Erster Artikel. Gott ist es zukömmlich, sich Kinder zu adoptieren.
a) Dem steht entgegen: I. Nur eine fremde Person adoptiert man, nach den Rechtsgelehrten. Keine Person aber ist Gott fremd; also kann Er keine adoptieren. II. Die Adoption tritt ein, wenn ein Kind von Natur mangelt. Gott aber hat von Natur einen Sohn. III. Es wird jemand adoptiert, um in das Erbe des adoptierenden einzutreten. Gott aber stirbt niemals. Also ist dies ein wenig zukömmlicher Ausdruck. Auf der anderen Seite heißt es Ephes. 1.: „Er hat uns vorherbestimmt, um uns als Kinder zu adoptieren.“
b) Ich antworte; jemand adoptiert einen anderen aus reiner Güte, damit dieser Anteil habe an seinem Erbe. Gott aber ist die reinste Güte. Und infolge dieser Güte geschieht es, daß Er seine Kreaturen zuläßt zur Teilnahme an seinen Gütern; und zwar zumal die vernünftigen Kreaturen, die auf Grund des Ebenbildes Gottes in ihnen geeignet sind, an der Seligkeit teilzunehmen und somit den Genuß des göttlichen Wesens zu haben, durch welches Gott selber selig und unendlich reich ist. Dies aber nennt man das Erbe jemandes, das nämlich, wodurch er selber reich ist. Insofern also Gott aus reiner Güte es zuläßt, daß die Menschen am Erbe seiner eigenen Seligkeit teilhaben, sagt man, Er adoptiere sie. Dies nun hat die Gottes-Adoptivkindschaft voraus vor der rein menschlichen, daß Gott den Menschen, den Er adoptiert, durch die Gnade geeignet macht zur Besitznahme des ewigen Erbes. Der Mensch aber setzt voraus, daß jemand geeignet sei, von ihm adoptiert zu werden.

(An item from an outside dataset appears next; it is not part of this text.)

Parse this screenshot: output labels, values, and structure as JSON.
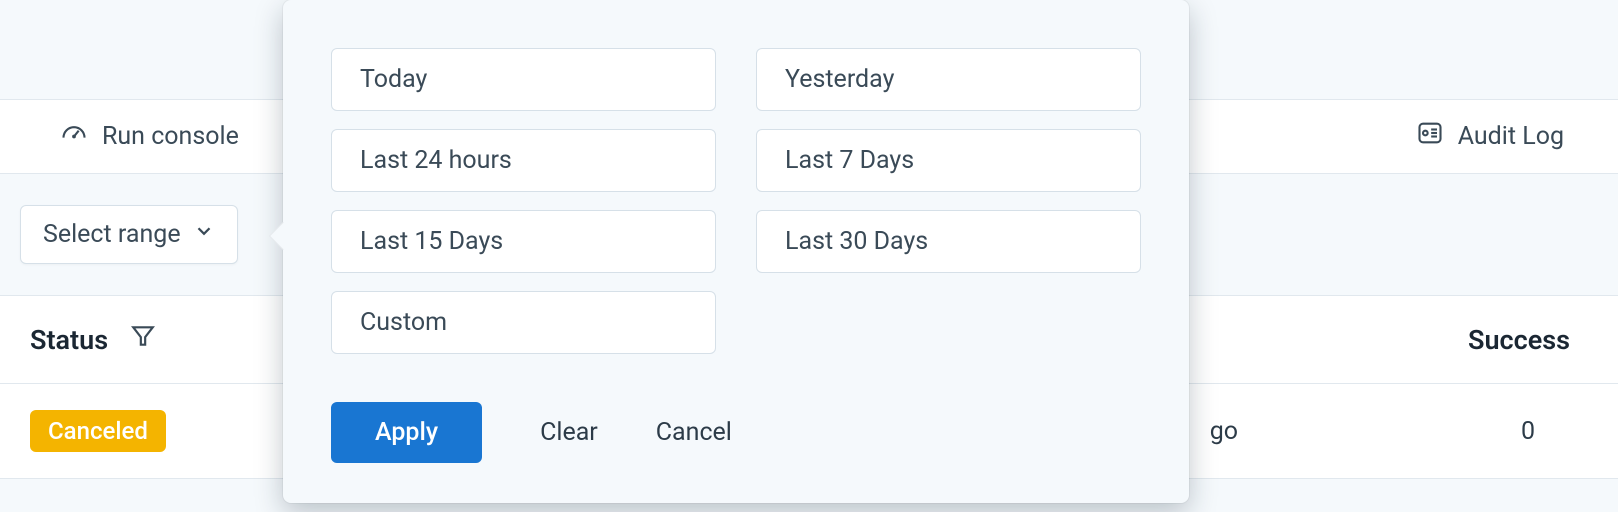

c) I. Der Mensch in seiner Natur ist Gott nicht fremd mit Rücksicht auf die natürlichen Gaben; er ist aber fremd mit Rücksicht auf die Gaben der Gnade und Herrlichkeit und demgemäß wird er adoptiert. II. Der Mensch ist thätig, um seinen Bedürfnissen entgegenzukommen. Gott wirkt, um von seiner Fülle mitzuteilen. Wie also durch die Erschaffung den Dingen seitens der göttlichen Güte mitgeteilt wird gemäß einer gewissen natürlichen Ähnlichkeit mit dem göttlichen Sein; so wird durch den Akt der Gotteskindschaft den vernünftigen Kreaturen mitgeteilt die übernatürliche Ähnlichkeit, nach Röm. 8.: „Die Er vorherbestimmt hat, gleichförmig zu werden dem Bilde seines Sohnes.“ III. Ein körperliches Erbe kann niemand antreten, wenn der Erblasser nicht gestorben ist. Die geistigen Güter aber können von vielen ganz und zugleich besessen werden. Es könnte aber auch gesagt werden, Gott sterbe in uns als Gegenstand des Glaubens und fange an in uns zu leben durch die wahre Gegenwart seines göttlichen Wesens; nach der Glosse zu Röm. 8. (si filii).